How the Algorithms Work ​

• Longest Window: The algorithm expands the window with the right pointer. At each step, it checks if the window is valid. If it becomes invalid, it shrinks from the left just enough to restore validity. The key is that the answer (max_len) is updated at every step where the window is valid, maximizing the recorded length over the entire pass.
• Shortest Window: The algorithm expands the window until a condition is met (e.g., sum >= target). As soon as the condition is met, it has found a potential answer and updates min_len. It then immediately tries to shrink the window from the left as much as possible, updating min_len at each step, to find the tightest possible window before continuing to expand with right.

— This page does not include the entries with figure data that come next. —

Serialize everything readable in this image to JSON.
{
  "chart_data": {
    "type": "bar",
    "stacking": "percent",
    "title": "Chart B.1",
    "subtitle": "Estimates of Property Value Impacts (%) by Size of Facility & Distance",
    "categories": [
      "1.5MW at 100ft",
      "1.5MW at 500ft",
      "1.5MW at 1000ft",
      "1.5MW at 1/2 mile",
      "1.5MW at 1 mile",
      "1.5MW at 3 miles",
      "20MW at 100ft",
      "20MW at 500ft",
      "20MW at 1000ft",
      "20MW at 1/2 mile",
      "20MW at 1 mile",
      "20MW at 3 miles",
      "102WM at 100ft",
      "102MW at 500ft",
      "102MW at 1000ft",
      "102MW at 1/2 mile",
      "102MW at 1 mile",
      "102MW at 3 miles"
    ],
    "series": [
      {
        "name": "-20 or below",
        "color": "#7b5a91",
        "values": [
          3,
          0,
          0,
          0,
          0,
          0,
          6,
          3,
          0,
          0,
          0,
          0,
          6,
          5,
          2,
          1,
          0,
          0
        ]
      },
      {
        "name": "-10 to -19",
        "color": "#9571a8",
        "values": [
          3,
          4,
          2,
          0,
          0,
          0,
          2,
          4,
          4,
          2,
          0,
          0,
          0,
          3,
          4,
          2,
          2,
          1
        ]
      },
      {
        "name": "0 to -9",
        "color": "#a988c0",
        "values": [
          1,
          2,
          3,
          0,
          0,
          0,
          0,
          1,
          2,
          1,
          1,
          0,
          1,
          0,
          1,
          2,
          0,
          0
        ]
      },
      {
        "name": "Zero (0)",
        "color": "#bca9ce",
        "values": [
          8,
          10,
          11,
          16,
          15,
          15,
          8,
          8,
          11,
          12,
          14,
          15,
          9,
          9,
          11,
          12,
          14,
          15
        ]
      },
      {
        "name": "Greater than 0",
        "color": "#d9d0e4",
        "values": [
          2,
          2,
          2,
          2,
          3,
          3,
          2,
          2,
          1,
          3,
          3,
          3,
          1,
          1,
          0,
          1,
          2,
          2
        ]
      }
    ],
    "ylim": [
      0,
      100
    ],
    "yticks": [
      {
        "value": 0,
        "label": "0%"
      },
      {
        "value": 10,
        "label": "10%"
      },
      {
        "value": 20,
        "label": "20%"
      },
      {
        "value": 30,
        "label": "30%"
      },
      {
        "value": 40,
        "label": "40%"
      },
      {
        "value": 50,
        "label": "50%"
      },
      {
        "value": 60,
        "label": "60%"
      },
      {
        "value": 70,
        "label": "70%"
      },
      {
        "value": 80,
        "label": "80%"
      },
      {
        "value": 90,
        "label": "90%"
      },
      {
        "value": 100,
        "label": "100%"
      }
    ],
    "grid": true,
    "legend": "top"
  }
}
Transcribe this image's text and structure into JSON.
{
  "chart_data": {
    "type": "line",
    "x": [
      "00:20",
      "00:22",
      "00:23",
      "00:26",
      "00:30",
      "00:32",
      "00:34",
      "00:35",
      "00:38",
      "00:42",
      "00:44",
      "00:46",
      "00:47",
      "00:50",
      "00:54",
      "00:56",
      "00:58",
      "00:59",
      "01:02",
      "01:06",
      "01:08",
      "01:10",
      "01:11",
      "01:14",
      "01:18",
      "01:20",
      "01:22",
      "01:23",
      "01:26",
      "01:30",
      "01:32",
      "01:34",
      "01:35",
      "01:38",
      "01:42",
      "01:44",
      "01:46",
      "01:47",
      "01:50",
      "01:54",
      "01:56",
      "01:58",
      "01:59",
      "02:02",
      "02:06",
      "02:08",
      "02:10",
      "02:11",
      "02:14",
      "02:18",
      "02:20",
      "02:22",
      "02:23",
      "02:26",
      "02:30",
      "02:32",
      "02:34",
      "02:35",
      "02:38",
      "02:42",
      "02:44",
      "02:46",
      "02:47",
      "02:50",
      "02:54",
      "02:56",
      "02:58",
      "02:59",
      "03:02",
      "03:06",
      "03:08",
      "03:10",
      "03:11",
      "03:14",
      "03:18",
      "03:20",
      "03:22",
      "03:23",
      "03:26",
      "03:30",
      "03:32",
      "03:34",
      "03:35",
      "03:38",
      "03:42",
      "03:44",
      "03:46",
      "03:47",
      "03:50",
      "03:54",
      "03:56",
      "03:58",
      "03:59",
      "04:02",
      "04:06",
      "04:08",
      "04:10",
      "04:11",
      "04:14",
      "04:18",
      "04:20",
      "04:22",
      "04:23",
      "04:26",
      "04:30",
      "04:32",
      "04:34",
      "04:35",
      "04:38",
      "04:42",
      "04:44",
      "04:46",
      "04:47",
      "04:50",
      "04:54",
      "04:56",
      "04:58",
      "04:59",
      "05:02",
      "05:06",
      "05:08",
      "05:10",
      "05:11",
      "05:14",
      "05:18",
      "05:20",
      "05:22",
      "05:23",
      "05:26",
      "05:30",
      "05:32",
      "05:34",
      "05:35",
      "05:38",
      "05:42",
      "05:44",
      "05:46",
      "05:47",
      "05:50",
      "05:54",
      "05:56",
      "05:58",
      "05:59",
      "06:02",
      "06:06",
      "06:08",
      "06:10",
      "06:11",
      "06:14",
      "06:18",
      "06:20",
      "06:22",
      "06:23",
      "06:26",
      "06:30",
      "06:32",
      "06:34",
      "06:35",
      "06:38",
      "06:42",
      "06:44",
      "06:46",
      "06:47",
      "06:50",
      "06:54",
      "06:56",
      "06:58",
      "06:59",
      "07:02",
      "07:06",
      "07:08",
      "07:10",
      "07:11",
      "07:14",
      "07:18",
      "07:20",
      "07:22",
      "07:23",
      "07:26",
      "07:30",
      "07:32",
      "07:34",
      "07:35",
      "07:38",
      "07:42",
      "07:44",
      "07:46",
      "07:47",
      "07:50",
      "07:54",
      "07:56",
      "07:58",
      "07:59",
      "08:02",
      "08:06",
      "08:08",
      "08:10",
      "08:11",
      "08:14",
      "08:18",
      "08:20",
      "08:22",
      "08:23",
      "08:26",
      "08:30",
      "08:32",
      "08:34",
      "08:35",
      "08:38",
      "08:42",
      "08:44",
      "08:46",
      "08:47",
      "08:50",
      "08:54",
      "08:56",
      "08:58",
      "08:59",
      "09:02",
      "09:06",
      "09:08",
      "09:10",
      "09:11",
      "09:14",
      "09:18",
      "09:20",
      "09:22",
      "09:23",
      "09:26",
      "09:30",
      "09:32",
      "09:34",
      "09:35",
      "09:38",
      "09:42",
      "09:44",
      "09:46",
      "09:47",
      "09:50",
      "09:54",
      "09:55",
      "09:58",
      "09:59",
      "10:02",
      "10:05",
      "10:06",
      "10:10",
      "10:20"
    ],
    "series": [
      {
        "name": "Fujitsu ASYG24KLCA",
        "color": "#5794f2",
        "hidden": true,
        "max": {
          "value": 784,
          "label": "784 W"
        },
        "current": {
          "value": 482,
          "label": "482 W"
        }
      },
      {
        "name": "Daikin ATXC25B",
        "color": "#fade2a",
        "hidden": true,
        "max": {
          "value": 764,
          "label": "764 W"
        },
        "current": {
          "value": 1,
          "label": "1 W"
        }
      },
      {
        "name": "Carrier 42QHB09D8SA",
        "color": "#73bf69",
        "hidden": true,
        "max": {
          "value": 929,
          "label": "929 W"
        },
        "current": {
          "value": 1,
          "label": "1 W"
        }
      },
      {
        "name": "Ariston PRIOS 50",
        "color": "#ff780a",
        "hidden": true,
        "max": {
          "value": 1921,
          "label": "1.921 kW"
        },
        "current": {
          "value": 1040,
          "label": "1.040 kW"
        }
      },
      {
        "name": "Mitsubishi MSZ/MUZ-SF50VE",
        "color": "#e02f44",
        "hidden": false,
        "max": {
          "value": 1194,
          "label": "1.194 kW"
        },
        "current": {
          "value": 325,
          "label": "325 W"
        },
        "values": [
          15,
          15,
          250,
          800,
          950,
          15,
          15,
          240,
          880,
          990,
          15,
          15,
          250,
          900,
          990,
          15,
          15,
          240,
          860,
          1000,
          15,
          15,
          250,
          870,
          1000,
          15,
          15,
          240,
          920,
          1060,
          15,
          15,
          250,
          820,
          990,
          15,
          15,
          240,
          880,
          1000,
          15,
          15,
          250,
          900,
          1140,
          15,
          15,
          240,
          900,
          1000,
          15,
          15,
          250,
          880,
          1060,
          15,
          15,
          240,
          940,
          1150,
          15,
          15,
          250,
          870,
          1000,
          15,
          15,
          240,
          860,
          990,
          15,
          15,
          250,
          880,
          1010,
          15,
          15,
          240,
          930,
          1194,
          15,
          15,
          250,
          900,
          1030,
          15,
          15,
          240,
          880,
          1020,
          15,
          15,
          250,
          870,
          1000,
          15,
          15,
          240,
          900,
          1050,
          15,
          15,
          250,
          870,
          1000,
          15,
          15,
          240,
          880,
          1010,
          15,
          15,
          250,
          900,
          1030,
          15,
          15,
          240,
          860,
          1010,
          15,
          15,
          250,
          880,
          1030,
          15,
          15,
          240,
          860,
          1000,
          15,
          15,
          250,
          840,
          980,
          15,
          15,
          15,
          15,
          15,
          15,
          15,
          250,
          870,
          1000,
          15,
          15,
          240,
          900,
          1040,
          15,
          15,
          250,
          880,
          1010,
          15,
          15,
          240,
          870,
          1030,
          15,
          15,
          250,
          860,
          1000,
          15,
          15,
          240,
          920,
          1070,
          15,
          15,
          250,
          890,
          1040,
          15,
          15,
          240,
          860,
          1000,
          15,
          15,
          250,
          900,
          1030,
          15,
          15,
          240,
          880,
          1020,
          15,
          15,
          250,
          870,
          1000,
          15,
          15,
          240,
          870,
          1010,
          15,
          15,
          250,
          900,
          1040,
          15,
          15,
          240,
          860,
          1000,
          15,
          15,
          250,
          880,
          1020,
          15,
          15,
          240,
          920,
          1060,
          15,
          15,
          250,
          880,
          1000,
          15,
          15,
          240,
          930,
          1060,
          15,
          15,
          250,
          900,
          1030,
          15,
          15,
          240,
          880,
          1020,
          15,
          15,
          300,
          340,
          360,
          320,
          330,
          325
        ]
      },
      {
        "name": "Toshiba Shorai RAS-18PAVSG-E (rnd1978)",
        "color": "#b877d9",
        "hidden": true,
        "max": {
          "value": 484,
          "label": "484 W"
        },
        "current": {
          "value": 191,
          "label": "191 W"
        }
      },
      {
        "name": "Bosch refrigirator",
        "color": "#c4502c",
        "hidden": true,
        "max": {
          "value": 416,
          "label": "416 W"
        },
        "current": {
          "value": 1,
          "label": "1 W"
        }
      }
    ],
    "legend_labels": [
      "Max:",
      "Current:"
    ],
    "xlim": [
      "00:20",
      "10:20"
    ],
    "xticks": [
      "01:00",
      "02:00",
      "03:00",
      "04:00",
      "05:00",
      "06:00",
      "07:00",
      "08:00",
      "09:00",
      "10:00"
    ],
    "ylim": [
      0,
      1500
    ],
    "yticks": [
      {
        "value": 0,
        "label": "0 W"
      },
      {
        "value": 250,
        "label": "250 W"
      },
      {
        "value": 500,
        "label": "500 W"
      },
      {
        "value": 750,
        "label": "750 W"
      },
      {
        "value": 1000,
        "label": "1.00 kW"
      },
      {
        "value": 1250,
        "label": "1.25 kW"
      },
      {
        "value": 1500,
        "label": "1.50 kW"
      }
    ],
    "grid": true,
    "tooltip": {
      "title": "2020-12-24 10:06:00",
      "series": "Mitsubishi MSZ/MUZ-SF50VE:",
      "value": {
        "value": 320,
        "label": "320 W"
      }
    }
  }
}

Tricky Parts & Decision Points ​

1. Placement of max_len Update: For "longest" problems, the max_len = max(max_len, right - left + 1) line must be placed outside the shrinking while loop. This ensures you are measuring the size of every valid window.
2. Placement of min_len Update: For "shortest" problems, the min_len = min(min_len, right - left + 1) line must be placed inside the shrinking while loop. You only have a candidate answer when the condition is met, and you want to test its length immediately before making it shorter.
3. Initialization: When finding a minimum, you must initialize your answer to a very large number (float('inf')). When finding a maximum, you initialize to 0 or float('-inf'). Forgetting this can lead to incorrect results, especially if no valid window is found.